WoGF Review: The Female Man by Joanna Russ Posted at 5:42 PM by Daniel Roy

Triseult

WWEnd Women of Genre Fiction Reading ChallengeDaniel Roy (Triseult) is a writer, slow traveler, backpack foodie, endurance runner, and SF junkie. He has lived in Canada, China, and India, and currently resides in South Korea.


The Female ManStill Relevant and Powerful

If I taught SF literature in high school, I’d make The Female Man mandatory reading, knowing my students would hate me for it. It’s not an easy book by any means; its structure is complex and obfuscated on purpose, and its subject matter is uncomfortable and necessary.
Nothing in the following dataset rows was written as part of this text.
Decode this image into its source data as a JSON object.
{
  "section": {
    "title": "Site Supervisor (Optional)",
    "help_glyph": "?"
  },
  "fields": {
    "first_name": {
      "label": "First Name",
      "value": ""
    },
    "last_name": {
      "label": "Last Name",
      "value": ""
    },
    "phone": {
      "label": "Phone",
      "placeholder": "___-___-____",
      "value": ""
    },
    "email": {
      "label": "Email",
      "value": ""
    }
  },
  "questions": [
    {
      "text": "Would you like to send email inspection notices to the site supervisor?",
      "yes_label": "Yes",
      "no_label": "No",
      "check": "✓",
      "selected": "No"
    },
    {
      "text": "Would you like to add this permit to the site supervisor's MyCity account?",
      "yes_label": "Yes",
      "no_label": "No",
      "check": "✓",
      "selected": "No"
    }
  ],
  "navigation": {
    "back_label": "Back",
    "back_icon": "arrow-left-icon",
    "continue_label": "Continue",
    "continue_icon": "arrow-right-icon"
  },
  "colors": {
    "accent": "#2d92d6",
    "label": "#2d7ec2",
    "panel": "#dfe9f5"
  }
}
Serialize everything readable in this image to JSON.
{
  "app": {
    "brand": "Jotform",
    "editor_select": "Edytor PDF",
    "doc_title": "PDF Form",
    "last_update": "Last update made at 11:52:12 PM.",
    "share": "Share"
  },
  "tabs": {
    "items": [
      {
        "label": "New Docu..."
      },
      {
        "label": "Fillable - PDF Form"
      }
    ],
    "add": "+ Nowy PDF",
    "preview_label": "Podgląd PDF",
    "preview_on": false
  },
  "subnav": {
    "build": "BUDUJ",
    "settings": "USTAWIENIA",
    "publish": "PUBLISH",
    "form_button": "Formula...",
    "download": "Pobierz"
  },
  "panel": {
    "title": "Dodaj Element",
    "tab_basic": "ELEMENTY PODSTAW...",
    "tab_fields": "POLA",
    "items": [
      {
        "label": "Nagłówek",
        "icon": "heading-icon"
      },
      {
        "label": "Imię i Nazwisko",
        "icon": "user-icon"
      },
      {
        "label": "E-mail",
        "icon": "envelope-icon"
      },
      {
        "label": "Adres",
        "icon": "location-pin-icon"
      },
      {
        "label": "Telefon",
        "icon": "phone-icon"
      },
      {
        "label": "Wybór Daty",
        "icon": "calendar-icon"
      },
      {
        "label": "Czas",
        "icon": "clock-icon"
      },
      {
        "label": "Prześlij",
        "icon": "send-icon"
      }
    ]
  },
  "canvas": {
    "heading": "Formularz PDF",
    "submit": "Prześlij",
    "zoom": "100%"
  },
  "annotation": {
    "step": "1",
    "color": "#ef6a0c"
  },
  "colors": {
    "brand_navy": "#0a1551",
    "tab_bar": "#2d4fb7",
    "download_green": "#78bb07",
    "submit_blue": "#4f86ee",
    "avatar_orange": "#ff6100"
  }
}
But really, this is why SF exists in the first place.

The book has been heralded as the quintessential feminist SF, and it saddens me to know that this automatically reduces its reach. It’s true that the book is singularly concerned with subjects articulated by feminism, but I think it should be required reading for everyone of either gender. I wish I could go back in time and force fifteen year-old me to read this. And boy, is there a lot of piss and vinegar in this book. Sometimes the anger just radiates off the page. It’s a visceral book of raw nerves and flayed skin. It’s amazing.

The SF elements are more than merely allegorical. Ms. Russ spent a lot of energy building her woman-only utopia of Whileaway. The result is fascinating in its own right, and not entirely as one-sided as a feminist polemic would imply. Likewise, Alice’s dystopia is fascinating SF in its own right, even as it serves as allegory for our world.